My problem is that when I make a feature selection loop, it shows me that the best r^2 is 0.629,
but when i put those features in the model again, i get a lower r^2.
Also, The parameter optimization loop gets i lower as well.
Anyone have an idea why is that happening?
Including the flow and data (changed from csv to xls in order to upload.
The data in the excel file looks quite strange and not like a standard table and I have not inspected it fully. Since it seems to be the same data set my remarks in this thread might also be relevant for you:
First my obligatory rant about using the Feature selection loop. Simply said: Don’t. It’s borderline p-hacking. If you give a process enough degrees of freedom, chances are it will find some random “correlations”. And that is exactly what this loop is doing. On top of that it is often used wrongly (which is the reason for your issue) and a waste of power.
Why are you most likely seeing different results? well because the result depends on your train/test split. If you have a different split, your result (r2) will be different. Another possibility is that you have different hyperparameters which also lead to different settings.
Back to the feature selection loop. Besides the fact it’s a waste of resources, your doing it wrong. You will need to do a cross-validation for each set of features. Because else you optimize features for 1 random train/test split and not for the general data set. Using CV means runtime will increase even more.

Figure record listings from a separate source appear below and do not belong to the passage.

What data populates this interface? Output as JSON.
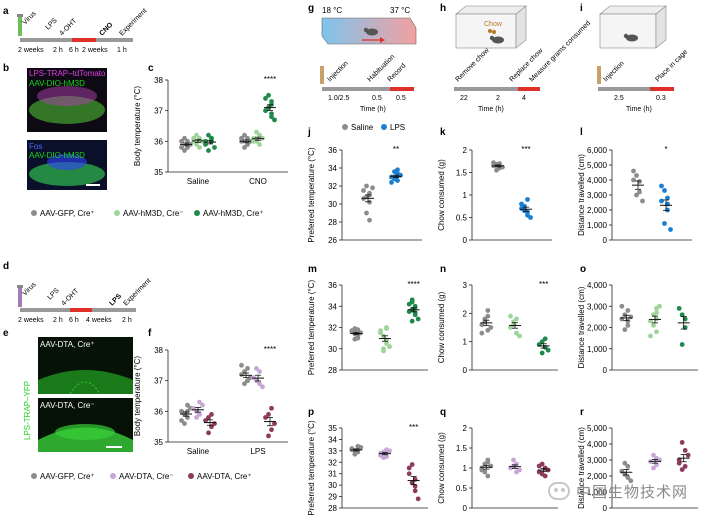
{
  "colors": {
    "grey": "#8c8c8c",
    "light_green": "#9dd49a",
    "dark_green": "#1f8a4c",
    "light_purple": "#c8a6d6",
    "dark_purple": "#8c3a5e",
    "blue": "#1a7fd1",
    "red": "#e0302a",
    "magenta": "#e040e0",
    "fos_blue": "#3040ff",
    "micro_green": "#1bd61b"
  },
  "icons": {
    "mouse": "mouse-icon",
    "syringe": "syringe-icon",
    "cage": "cage-icon",
    "chow": "chow-pellet-icon",
    "scale_bar": "scale-bar"
  },
  "panels": {
    "a": {
      "letter": "a",
      "labels": [
        "Virus",
        "LPS",
        "4-OHT",
        "CNO",
        "Experiment"
      ],
      "times": [
        "2 weeks",
        "2 h",
        "6 h",
        "2 weeks",
        "1 h"
      ]
    },
    "b": {
      "letter": "b",
      "top_line1": "LPS-TRAP–tdTomato",
      "top_line2": "AAV-DIO-hM3D",
      "bottom_line1": "Fos",
      "bottom_line2": "AAV-DIO-hM3D"
    },
    "c": {
      "letter": "c"
    },
    "legend1": [
      "AAV-GFP, Cre⁺",
      "AAV-hM3D, Cre⁻",
      "AAV-hM3D, Cre⁺"
    ],
    "d": {
      "letter": "d",
      "labels": [
        "Virus",
        "LPS",
        "4-OHT",
        "LPS",
        "Experiment"
      ],
      "times": [
        "2 weeks",
        "2 h",
        "6 h",
        "4 weeks",
        "2 h"
      ]
    },
    "e": {
      "letter": "e",
      "side": "LPS-TRAP–YFP",
      "top": "AAV-DTA, Cre⁺",
      "bottom": "AAV-DTA, Cre⁻"
    },
    "f": {
      "letter": "f"
    },
    "legend2": [
      "AAV-GFP, Cre⁺",
      "AAV-DTA, Cre⁻",
      "AAV-DTA, Cre⁺"
    ],
    "g": {
      "letter": "g",
      "temp_left": "18 °C",
      "temp_right": "37 °C",
      "steps": [
        "Injection",
        "Habituation",
        "Record"
      ],
      "ticks": [
        "1.0/2.5",
        "0.5",
        "0.5"
      ],
      "xlabel": "Time (h)"
    },
    "h": {
      "letter": "h",
      "chow": "Chow",
      "steps": [
        "Remove chow",
        "Replace chow",
        "Measure grams consumed"
      ],
      "ticks": [
        "22",
        "2",
        "4"
      ],
      "xlabel": "Time (h)"
    },
    "i": {
      "letter": "i",
      "steps": [
        "Injection",
        "Place in cage"
      ],
      "ticks": [
        "2.5",
        "0.3"
      ],
      "xlabel": "Time (h)"
    },
    "legend3": [
      "Saline",
      "LPS"
    ],
    "j": {
      "letter": "j"
    },
    "k": {
      "letter": "k"
    },
    "l": {
      "letter": "l"
    },
    "m": {
      "letter": "m"
    },
    "n": {
      "letter": "n"
    },
    "o": {
      "letter": "o"
    },
    "p": {
      "letter": "p"
    },
    "q": {
      "letter": "q"
    },
    "r": {
      "letter": "r"
    }
  },
  "watermark": "中国生物技术网",
  "chart_data": [
    {
      "id": "c",
      "type": "scatter",
      "ylabel": "Body temperature (°C)",
      "ylim": [
        35,
        38
      ],
      "yticks": [
        35,
        36,
        37,
        38
      ],
      "categories": [
        "Saline",
        "CNO"
      ],
      "series": [
        {
          "name": "AAV-GFP, Cre⁺",
          "color": "#8c8c8c",
          "values": [
            [
              35.8,
              35.9,
              36.0,
              35.7,
              36.1,
              35.9,
              36.0,
              35.8
            ],
            [
              36.0,
              35.9,
              36.1,
              36.2,
              35.8,
              36.0,
              36.1,
              35.9
            ]
          ]
        },
        {
          "name": "AAV-hM3D, Cre⁻",
          "color": "#9dd49a",
          "values": [
            [
              36.0,
              36.1,
              35.8,
              36.2,
              35.9,
              36.0,
              36.1
            ],
            [
              36.1,
              35.9,
              36.2,
              36.0,
              36.3,
              36.1,
              36.0
            ]
          ]
        },
        {
          "name": "AAV-hM3D, Cre⁺",
          "color": "#1f8a4c",
          "values": [
            [
              35.9,
              36.0,
              36.1,
              35.7,
              36.2,
              35.8,
              36.0,
              36.1
            ],
            [
              37.0,
              37.3,
              36.8,
              37.5,
              37.1,
              36.7,
              37.4,
              37.2,
              36.9
            ]
          ]
        }
      ],
      "annotations": [
        "****"
      ]
    },
    {
      "id": "f",
      "type": "scatter",
      "ylabel": "Body temperature (°C)",
      "ylim": [
        35,
        38
      ],
      "yticks": [
        35,
        36,
        37,
        38
      ],
      "categories": [
        "Saline",
        "LPS"
      ],
      "series": [
        {
          "name": "AAV-GFP, Cre⁺",
          "color": "#8c8c8c",
          "values": [
            [
              36.0,
              35.8,
              36.2,
              35.6,
              35.9,
              36.1,
              35.7,
              36.0
            ],
            [
              37.2,
              37.0,
              37.4,
              36.9,
              37.3,
              37.1,
              37.5,
              37.0
            ]
          ]
        },
        {
          "name": "AAV-DTA, Cre⁻",
          "color": "#c8a6d6",
          "values": [
            [
              36.1,
              35.9,
              36.3,
              36.0,
              35.8,
              36.2
            ],
            [
              37.1,
              36.9,
              37.3,
              37.0,
              37.4,
              36.8
            ]
          ]
        },
        {
          "name": "AAV-DTA, Cre⁺",
          "color": "#8c3a5e",
          "values": [
            [
              35.7,
              35.5,
              35.9,
              35.3,
              35.8,
              35.6
            ],
            [
              35.8,
              35.4,
              36.1,
              35.2,
              35.9,
              35.6
            ]
          ]
        }
      ],
      "annotations": [
        "****"
      ]
    },
    {
      "id": "j",
      "type": "scatter",
      "ylabel": "Preferred temperature (°C)",
      "ylim": [
        26,
        36
      ],
      "yticks": [
        26,
        28,
        30,
        32,
        34,
        36
      ],
      "categories": [
        "Saline",
        "LPS"
      ],
      "series": [
        {
          "name": "Saline",
          "color": "#8c8c8c",
          "values": [
            [
              31.5,
              30.2,
              31.0,
              32.0,
              29.0,
              31.8,
              30.6,
              28.2,
              31.2,
              30.8
            ]
          ]
        },
        {
          "name": "LPS",
          "color": "#1a7fd1",
          "values": [
            [
              33.0,
              32.6,
              33.4,
              32.8,
              33.6,
              33.2,
              32.4,
              33.8,
              33.1,
              32.9
            ]
          ]
        }
      ],
      "annotations": [
        "**"
      ]
    },
    {
      "id": "k",
      "type": "scatter",
      "ylabel": "Chow consumed (g)",
      "ylim": [
        0,
        2
      ],
      "yticks": [
        0,
        0.5,
        1.0,
        1.5,
        2.0
      ],
      "categories": [
        "Saline",
        "LPS"
      ],
      "series": [
        {
          "name": "Saline",
          "color": "#8c8c8c",
          "values": [
            [
              1.65,
              1.6,
              1.7,
              1.55,
              1.68,
              1.62,
              1.72
            ]
          ]
        },
        {
          "name": "LPS",
          "color": "#1a7fd1",
          "values": [
            [
              0.7,
              0.55,
              0.9,
              0.65,
              0.75,
              0.5,
              0.8,
              0.62
            ]
          ]
        }
      ],
      "annotations": [
        "***"
      ]
    },
    {
      "id": "l",
      "type": "scatter",
      "ylabel": "Distance travelled (cm)",
      "ylim": [
        0,
        6000
      ],
      "yticks": [
        0,
        1000,
        2000,
        3000,
        4000,
        5000,
        6000
      ],
      "categories": [
        "Saline",
        "LPS"
      ],
      "series": [
        {
          "name": "Saline",
          "color": "#8c8c8c",
          "values": [
            [
              4600,
              3200,
              3900,
              4300,
              3000,
              2600,
              4000
            ]
          ]
        },
        {
          "name": "LPS",
          "color": "#1a7fd1",
          "values": [
            [
              3600,
              2800,
              2000,
              1100,
              3300,
              700,
              2600,
              2400
            ]
          ]
        }
      ],
      "annotations": [
        "*"
      ]
    },
    {
      "id": "m",
      "type": "scatter",
      "ylabel": "Preferred temperature (°C)",
      "ylim": [
        28,
        36
      ],
      "yticks": [
        28,
        30,
        32,
        34,
        36
      ],
      "categories": [
        "AAV-GFP, Cre⁺",
        "AAV-hM3D, Cre⁻",
        "AAV-hM3D, Cre⁺"
      ],
      "series": [
        {
          "name": "AAV-GFP, Cre⁺",
          "color": "#8c8c8c",
          "values": [
            [
              31.6,
              31.2,
              31.8,
              31.4,
              30.9,
              31.5,
              31.7,
              31.0,
              31.3,
              31.9,
              31.5
            ]
          ]
        },
        {
          "name": "AAV-hM3D, Cre⁻",
          "color": "#9dd49a",
          "values": [
            [
              31.5,
              30.8,
              32.0,
              29.8,
              31.2,
              30.2,
              31.7,
              30.5,
              31.9,
              30.0
            ]
          ]
        },
        {
          "name": "AAV-hM3D, Cre⁺",
          "color": "#1f8a4c",
          "values": [
            [
              33.5,
              34.0,
              33.2,
              34.4,
              33.7,
              32.8,
              34.2,
              33.9,
              33.4,
              34.6,
              32.6
            ]
          ]
        }
      ],
      "annotations": [
        "****"
      ]
    },
    {
      "id": "n",
      "type": "scatter",
      "ylabel": "Chow consumed (g)",
      "ylim": [
        0,
        3
      ],
      "yticks": [
        0,
        1,
        2,
        3
      ],
      "categories": [
        "AAV-GFP, Cre⁺",
        "AAV-hM3D, Cre⁻",
        "AAV-hM3D, Cre⁺"
      ],
      "series": [
        {
          "name": "AAV-GFP, Cre⁺",
          "color": "#8c8c8c",
          "values": [
            [
              1.6,
              1.9,
              1.4,
              1.8,
              1.7,
              1.5,
              1.3,
              2.1
            ]
          ]
        },
        {
          "name": "AAV-hM3D, Cre⁻",
          "color": "#9dd49a",
          "values": [
            [
              1.5,
              1.8,
              1.3,
              1.7,
              1.6,
              1.2,
              1.9
            ]
          ]
        },
        {
          "name": "AAV-hM3D, Cre⁺",
          "color": "#1f8a4c",
          "values": [
            [
              0.9,
              1.1,
              0.8,
              0.6,
              1.0,
              0.7
            ]
          ]
        }
      ],
      "annotations": [
        "***"
      ]
    },
    {
      "id": "o",
      "type": "scatter",
      "ylabel": "Distance travelled (cm)",
      "ylim": [
        0,
        4000
      ],
      "yticks": [
        0,
        1000,
        2000,
        3000,
        4000
      ],
      "categories": [
        "AAV-GFP, Cre⁺",
        "AAV-hM3D, Cre⁻",
        "AAV-hM3D, Cre⁺"
      ],
      "series": [
        {
          "name": "AAV-GFP, Cre⁺",
          "color": "#8c8c8c",
          "values": [
            [
              2400,
              2800,
              2100,
              2600,
              1900,
              2500,
              3000,
              2300
            ]
          ]
        },
        {
          "name": "AAV-hM3D, Cre⁻",
          "color": "#9dd49a",
          "values": [
            [
              2300,
              2900,
              1800,
              2600,
              2100,
              3000,
              1600,
              2400,
              2700
            ]
          ]
        },
        {
          "name": "AAV-hM3D, Cre⁺",
          "color": "#1f8a4c",
          "values": [
            [
              2900,
              2400,
              2000,
              1200,
              2600
            ]
          ]
        }
      ],
      "annotations": []
    },
    {
      "id": "p",
      "type": "scatter",
      "ylabel": "Preferred temperature (°C)",
      "ylim": [
        28,
        35
      ],
      "yticks": [
        28,
        29,
        30,
        31,
        32,
        33,
        34,
        35
      ],
      "categories": [
        "AAV-GFP, Cre⁺",
        "AAV-DTA, Cre⁻",
        "AAV-DTA, Cre⁺"
      ],
      "series": [
        {
          "name": "AAV-GFP, Cre⁺",
          "color": "#8c8c8c",
          "values": [
            [
              33.2,
              32.9,
              33.4,
              33.0,
              32.7,
              33.3,
              33.1
            ]
          ]
        },
        {
          "name": "AAV-DTA, Cre⁻",
          "color": "#c8a6d6",
          "values": [
            [
              32.8,
              33.1,
              32.5,
              32.9,
              32.4,
              33.0,
              32.6
            ]
          ]
        },
        {
          "name": "AAV-DTA, Cre⁺",
          "color": "#8c3a5e",
          "values": [
            [
              31.5,
              30.5,
              29.5,
              31.8,
              30.2,
              28.8,
              31.0,
              29.9
            ]
          ]
        }
      ],
      "annotations": [
        "***"
      ]
    },
    {
      "id": "q",
      "type": "scatter",
      "ylabel": "Chow consumed (g)",
      "ylim": [
        0,
        2
      ],
      "yticks": [
        0,
        0.5,
        1.0,
        1.5,
        2.0
      ],
      "categories": [
        "AAV-GFP, Cre⁺",
        "AAV-DTA, Cre⁻",
        "AAV-DTA, Cre⁺"
      ],
      "series": [
        {
          "name": "AAV-GFP, Cre⁺",
          "color": "#8c8c8c",
          "values": [
            [
              1.0,
              1.2,
              0.8,
              1.1,
              0.9,
              1.05,
              0.95,
              1.15
            ]
          ]
        },
        {
          "name": "AAV-DTA, Cre⁻",
          "color": "#c8a6d6",
          "values": [
            [
              1.0,
              1.1,
              0.9,
              1.05,
              1.2,
              0.95
            ]
          ]
        },
        {
          "name": "AAV-DTA, Cre⁺",
          "color": "#8c3a5e",
          "values": [
            [
              0.9,
              1.0,
              0.8,
              1.1,
              0.85,
              0.95,
              1.05
            ]
          ]
        }
      ],
      "annotations": []
    },
    {
      "id": "r",
      "type": "scatter",
      "ylabel": "Distance travelled (cm)",
      "ylim": [
        0,
        5000
      ],
      "yticks": [
        0,
        1000,
        2000,
        3000,
        4000,
        5000
      ],
      "categories": [
        "AAV-GFP, Cre⁺",
        "AAV-DTA, Cre⁻",
        "AAV-DTA, Cre⁺"
      ],
      "series": [
        {
          "name": "AAV-GFP, Cre⁺",
          "color": "#8c8c8c",
          "values": [
            [
              2300,
              1900,
              2600,
              2100,
              2800,
              1700
            ]
          ]
        },
        {
          "name": "AAV-DTA, Cre⁻",
          "color": "#c8a6d6",
          "values": [
            [
              2900,
              3100,
              2700,
              3300,
              2500,
              3000
            ]
          ]
        },
        {
          "name": "AAV-DTA, Cre⁺",
          "color": "#8c3a5e",
          "values": [
            [
              3000,
              3600,
              2600,
              2400,
              4100,
              3300,
              2800
            ]
          ]
        }
      ],
      "annotations": []
    }
  ]
}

So how should you select features? Well obviously by knowing about the problem domain. But besides that? Some partial automation? You must!!! filter out correlated features which KNIME offers the hand correlation filter node. Even decision trees (Random forest, xgboost,…) suffer from them. The after filtering correlated feature, I like to filter out constant/low variance features. For that they first need to be normalized (to 0-1). What threshold to choose in both cases depends on the problem but <=0.95 for correlation and 0.01 for variance seems to be a good starting point. Note that this is very fast to compute.
If you still have too many features after this, using Random Forest feature importance as a filter is also a good idea. Google it if you don’t know what it means. But basically you can then select the best n features or defined a cutoff how important it must be at least.
Note that all of the above needs to happen inside a cross-validation loop only on the training set. Because this process is part of your model!!!